Sacramento State held its first ever Distinguished Lecture as part of a new series aimed to promote campus and community togetherness, inclusivity and the importance of proper education regarding social and political issues.

“Hysteria, Racism, Politics: Parallels Between the WWII Japanese American Internment and Attitudes toward the Muslim Community” featured a keynote address from Congresswoman Doris Matsui, who spoke on the racial history of California and provided personal stories of her family’s time in a Japanese internment camp from her birth to the age of three.

Matsui spoke on her concerns about parallels between those dark times for the Japanese and the current issues Muslims are facing in America and all around the world.

Matsui also said it is important for everyone to examine the past because we, as a nation and as individuals, are a result of history, the good and the bad parts.

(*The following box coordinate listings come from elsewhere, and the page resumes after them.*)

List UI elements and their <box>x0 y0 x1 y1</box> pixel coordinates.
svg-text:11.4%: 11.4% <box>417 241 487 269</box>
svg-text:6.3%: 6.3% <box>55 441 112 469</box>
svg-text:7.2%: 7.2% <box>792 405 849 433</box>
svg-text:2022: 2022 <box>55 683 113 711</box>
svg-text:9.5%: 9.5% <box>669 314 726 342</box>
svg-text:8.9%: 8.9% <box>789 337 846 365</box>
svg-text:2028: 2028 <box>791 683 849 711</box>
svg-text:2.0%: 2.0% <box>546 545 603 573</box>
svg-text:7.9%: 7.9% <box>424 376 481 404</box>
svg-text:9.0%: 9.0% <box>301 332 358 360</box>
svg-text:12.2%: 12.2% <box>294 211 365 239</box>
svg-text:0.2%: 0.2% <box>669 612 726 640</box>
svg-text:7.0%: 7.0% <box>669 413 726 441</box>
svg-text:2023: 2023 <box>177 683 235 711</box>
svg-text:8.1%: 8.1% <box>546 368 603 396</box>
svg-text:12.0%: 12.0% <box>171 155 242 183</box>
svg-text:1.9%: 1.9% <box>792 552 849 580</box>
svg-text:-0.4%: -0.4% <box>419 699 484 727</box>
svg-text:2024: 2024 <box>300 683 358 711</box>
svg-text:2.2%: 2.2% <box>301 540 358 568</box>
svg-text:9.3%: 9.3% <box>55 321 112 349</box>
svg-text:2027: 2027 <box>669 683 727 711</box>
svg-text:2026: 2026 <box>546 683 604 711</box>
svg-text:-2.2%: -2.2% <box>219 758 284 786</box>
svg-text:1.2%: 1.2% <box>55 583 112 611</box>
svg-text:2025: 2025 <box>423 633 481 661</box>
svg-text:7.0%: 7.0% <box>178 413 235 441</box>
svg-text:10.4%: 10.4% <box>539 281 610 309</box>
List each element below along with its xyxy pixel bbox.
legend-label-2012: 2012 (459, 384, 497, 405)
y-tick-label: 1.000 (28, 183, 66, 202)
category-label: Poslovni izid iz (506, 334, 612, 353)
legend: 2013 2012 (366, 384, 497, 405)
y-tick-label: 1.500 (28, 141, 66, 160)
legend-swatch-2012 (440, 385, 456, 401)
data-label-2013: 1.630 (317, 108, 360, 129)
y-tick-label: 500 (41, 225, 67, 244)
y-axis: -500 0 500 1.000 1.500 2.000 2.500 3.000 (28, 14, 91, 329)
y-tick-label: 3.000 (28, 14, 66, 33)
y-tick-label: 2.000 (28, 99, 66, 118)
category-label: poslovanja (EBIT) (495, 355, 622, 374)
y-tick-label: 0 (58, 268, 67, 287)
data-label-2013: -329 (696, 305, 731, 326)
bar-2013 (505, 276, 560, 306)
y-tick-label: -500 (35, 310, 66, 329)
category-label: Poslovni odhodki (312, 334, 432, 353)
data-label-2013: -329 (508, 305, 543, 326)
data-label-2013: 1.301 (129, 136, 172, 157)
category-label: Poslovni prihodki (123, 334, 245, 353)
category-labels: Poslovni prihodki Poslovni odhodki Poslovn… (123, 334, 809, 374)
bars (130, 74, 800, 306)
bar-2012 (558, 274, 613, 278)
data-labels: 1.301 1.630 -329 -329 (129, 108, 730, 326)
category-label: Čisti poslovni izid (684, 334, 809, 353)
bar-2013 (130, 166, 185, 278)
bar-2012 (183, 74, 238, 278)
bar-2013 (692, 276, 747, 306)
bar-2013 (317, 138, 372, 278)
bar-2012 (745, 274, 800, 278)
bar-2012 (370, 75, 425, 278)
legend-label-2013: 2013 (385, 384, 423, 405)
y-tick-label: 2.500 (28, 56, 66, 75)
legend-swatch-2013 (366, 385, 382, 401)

She said it is imperative to accept that so we can move on and not make the same mistakes we once did.

“We have more in common than what separates us,” Matsui said. “I truly believe that America has a unique capacity to overcome our division. We can avoid a repeat of past mistakes, but it takes a conscious effort of every citizen.”

The event also featured a Q&A panel moderated by Professor Timothy Fong and featuring distinguished guests, including Sac State graduate student Ahlam Abdul-Rahman; Executive Director of the Council on American Islamic Relations Basim Elkarra; and internment survivor and activist Marielle Tsukamoto.

Abdul-Rahman and Elkarra spoke on the stigmas and misconceptions they faced growing up as Muslims in America, as well as the overwhelming burden they carried having to prove themselves and defend their culture. They encouraged students to not be afraid to ask questions to become educated in order to end the prejudice.

“Muslims not only have to educate others, but students have to take the initiative to educate themselves about other cultures before making judgments,” Abdul-Rahman said.

The overall theme of inclusivity, togetherness and historical and cultural awareness in the first Distinguished Lecture is something the Sac State community can expect more of in the near future, according to President Robert Nelsen.

“I think it is crucial that we come together as a Hornet family,” Nelsen said. “I don’t want this to be the conclusion. I want the conversation to continue. We faced some hard truths tonight, but only a few. There are a lot more hard truths that we have to face.”

Correction: The byline originally credited Angel Guerrero. The correct author is Angel Kidka.